Implications of 2008 Olympics Are Too Great to Be Overlooked

Bill DowSenior Analyst IApril 14, 2008

The media has seemingly overlooked the globalpr possibilities of what is soon to come in the 2008 Olympics. While focusing primarily on the domestic going-ons, they have skipped over the true global situation that is upon us, and I am worried.

With the Global Games in Beijing creeping closer and closer upon us, there lies great tension in the air over the political strategy of Western nations. Where as a truly advanced nation tries to avoid diplomatic conflict, sometimes it is unavoidable, and that is a scary reality for the United States.

The world's political distress comes as a result of the location of these games. The "People's Republic of" China, seemingly stands for everything America does not. Brutal punishment methods are a hallmark to the government machine, the freedom of the speech and press are greatly limited if they are even suspected of containing the slightest bit of anti-government sentiment, and the laws keeping the stability of the nation do not seem to care for their inhabitants (however impractical it may be).

China is a nation attempting to hit the future while maintaining the past. President Hu Jintao, however more progressive and Western he is compared to previous leaders, is still a communist dictator. He presides over unjust law, whether it effects the delinquent Chinese citizens who are unwillingly subjects to cruel and experimental testing while in prison, or the hard-laborers who lose their lives thanks to mine collapses as the government hadn't checked on the safety of the working conditions. The country seems very much like the Soviet Union, something that surely wasn't the primary goal of the socialist state.

Internationally, the country has been arguably worse. Ever since the beginning of the communist regime in the mid-twentieth century, Taiwan has been an enemy island as it originally housed the Nationalists who failed to sieze the country when the power was up for grabs. Ever since, the small island "nation", as America sees it, has wanted its independence from the socialist state it is attached to by law. If they were to ever declare their independence, The People's Republic of China has clearly stated that they would be willing to retake the island by force. On the other hand, the United States and several other outside entities have pledged support for the island if they indeed were to be attacked by the homeland. Don't be surprised if this eternal struggle progresses during the 2008 Olympic season.

In addition, the news has recently been populated by the scandal in Tibet, which all stemmed out of the small nation's monks protesting in support of a few Chinese-jailed colleagues. When small-scale violence and looting began to take place within the country, China attempted to take control by futher-occupying the country militarily. This has sparked outrage throughout the globe, and has first come into full-view in the running of the torch.

Many people throughout the world disagree with the international relations and human rights violations that China has glided by in previous years, as now each and every person more-or-less has a say. It is the country's time to shine, but other nations around the world are speaking out against its unjust practices. A multinational "emotion brigade" is being built and the participation of said nations are being questioned. One of said nations is the United States- which has many politicians calling for a partial involvement of Americans in certain activities. Only time will tell whether or not the country has the guts to go through with it.

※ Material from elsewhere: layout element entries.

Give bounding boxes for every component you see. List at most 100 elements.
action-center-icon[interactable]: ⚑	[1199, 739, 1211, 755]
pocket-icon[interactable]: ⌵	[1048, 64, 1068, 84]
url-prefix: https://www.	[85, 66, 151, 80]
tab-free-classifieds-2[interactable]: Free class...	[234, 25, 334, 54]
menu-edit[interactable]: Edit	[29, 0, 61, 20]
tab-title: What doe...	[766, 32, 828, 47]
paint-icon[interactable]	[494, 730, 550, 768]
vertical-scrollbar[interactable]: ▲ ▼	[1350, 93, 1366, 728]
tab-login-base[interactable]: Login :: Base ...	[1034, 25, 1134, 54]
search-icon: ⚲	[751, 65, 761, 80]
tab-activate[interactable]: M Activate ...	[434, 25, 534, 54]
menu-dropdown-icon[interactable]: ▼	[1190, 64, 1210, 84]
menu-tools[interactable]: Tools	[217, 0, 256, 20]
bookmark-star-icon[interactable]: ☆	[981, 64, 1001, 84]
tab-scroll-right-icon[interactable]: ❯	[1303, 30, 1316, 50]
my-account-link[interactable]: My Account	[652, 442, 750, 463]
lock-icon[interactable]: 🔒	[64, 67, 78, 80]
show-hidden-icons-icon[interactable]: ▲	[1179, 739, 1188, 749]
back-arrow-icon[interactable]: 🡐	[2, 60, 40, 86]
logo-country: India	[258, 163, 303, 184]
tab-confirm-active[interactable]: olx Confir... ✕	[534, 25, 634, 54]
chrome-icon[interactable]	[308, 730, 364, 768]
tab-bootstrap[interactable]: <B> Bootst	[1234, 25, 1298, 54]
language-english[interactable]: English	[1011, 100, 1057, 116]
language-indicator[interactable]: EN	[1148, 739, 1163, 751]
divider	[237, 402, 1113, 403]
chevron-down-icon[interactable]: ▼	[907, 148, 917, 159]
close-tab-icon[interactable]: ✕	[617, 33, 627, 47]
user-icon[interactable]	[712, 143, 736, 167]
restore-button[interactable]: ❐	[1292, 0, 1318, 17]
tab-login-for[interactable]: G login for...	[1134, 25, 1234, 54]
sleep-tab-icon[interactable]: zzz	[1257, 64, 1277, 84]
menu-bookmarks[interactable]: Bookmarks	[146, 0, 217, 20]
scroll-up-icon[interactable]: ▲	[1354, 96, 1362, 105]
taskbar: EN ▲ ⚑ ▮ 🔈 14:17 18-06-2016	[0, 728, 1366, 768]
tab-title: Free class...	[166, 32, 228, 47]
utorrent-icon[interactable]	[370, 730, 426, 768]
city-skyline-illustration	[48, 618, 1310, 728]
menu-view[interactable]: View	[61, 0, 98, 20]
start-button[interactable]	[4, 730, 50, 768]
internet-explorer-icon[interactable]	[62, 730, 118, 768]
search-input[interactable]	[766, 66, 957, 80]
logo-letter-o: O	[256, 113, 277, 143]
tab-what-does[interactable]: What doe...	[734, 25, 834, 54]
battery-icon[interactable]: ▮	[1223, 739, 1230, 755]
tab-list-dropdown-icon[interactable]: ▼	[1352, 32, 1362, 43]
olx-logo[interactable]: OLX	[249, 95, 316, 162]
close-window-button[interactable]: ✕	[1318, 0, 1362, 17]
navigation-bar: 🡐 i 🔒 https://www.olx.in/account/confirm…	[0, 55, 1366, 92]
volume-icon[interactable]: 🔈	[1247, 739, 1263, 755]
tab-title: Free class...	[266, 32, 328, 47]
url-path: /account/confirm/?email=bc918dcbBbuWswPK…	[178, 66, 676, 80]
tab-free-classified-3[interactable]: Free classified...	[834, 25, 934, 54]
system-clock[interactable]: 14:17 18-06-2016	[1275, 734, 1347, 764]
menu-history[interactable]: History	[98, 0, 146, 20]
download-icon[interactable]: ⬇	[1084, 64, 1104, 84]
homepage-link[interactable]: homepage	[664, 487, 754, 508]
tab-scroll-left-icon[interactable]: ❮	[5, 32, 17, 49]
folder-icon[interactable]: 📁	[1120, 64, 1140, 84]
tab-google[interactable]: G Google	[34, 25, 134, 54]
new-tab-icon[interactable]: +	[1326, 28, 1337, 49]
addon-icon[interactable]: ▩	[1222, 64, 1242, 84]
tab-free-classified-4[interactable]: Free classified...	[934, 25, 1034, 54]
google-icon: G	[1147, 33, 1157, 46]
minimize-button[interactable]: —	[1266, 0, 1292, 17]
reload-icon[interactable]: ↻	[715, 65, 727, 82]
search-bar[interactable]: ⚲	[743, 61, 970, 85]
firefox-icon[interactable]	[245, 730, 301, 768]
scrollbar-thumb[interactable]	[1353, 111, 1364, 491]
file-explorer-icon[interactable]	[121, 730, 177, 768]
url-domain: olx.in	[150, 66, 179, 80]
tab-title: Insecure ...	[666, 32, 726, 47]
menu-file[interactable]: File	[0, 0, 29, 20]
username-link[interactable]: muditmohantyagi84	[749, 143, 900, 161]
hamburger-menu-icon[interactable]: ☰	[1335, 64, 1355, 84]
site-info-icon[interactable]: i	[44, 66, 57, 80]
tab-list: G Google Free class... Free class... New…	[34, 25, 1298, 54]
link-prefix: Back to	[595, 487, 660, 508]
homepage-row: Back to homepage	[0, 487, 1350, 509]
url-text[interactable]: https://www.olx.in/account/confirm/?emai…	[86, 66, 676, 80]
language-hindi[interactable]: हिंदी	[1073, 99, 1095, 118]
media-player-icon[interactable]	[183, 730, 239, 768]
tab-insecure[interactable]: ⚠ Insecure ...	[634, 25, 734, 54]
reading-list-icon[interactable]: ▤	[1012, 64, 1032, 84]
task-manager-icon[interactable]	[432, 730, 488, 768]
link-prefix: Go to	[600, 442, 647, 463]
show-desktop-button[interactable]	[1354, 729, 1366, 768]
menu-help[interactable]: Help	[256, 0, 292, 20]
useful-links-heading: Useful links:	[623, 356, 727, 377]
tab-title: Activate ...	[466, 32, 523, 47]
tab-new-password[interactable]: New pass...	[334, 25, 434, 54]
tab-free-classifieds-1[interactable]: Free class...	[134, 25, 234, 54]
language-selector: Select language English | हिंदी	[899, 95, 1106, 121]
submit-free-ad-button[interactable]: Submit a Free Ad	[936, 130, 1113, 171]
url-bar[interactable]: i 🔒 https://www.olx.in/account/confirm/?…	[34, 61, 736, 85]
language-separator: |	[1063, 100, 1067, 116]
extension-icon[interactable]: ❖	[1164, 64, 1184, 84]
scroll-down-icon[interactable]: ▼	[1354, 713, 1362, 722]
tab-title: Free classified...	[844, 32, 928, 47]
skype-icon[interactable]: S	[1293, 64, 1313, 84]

Regardless, Peter Parker's (Spiderman) grandfather once warned him that, "with great power comes great responsibility." Unfortunately, his webbed hands aren't those in question. The countries that are developing power right now are those that have been in a power struggle with China. The world is growing more-and-more fed up with the communist nation and its practices, and in some cases (like Taiwan) has already pledged support.

Just imagine for a moment what the world situation would be like if Taiwan were to declare independence during or immediately prior to the Games. There would be two options on behalf of the Chinese government. One, they could simply ignore and deal with the issue when out of full-sight, or they could deal with it head on. Their track record, although inconclusive, shows a general siding with the latter, a strategy that should scare all people in favor of world-wide peace.

The United States, as well as many other Western nations, are already bothered by the oppressive country, and although the Red Scare is far behind us a fear of communism could still bring an impulsivity to our actions. American decision-makers put all their brainpower into achieving what is best diplomatically for the entire globe, but we are coming upon a new era and the world is rapidly changing. We are no longer in the twentieth century. The international scene is re-energized, and rapidly the situation is becoming more and more unstable. 

Be it a lack of peace in the Middle East, or battling the Beast in the Far East, warring is still an everyday occurrence. And even the smallest of actions could tip the world into something catastrophic, just ask the assassinated Archduke Franz Ferdinand. One small move for independence or an act of violence against a major country could easily tip the state from non-aggressive to a full-scale war. And the Mutually Assured Destruction we were so afraid of in the 1980s would likely become a reality.

Right now, nothing of the sort seems to be in motion. But with this once-in-a-lifetime opportunity put in front of a nation looking to get back at the evils of the Communist dictatorship, one can only wonder what lies ahead for our world. It pains me to say, but the playing of sports with the intentions of bringing the world together could do the exact opposite.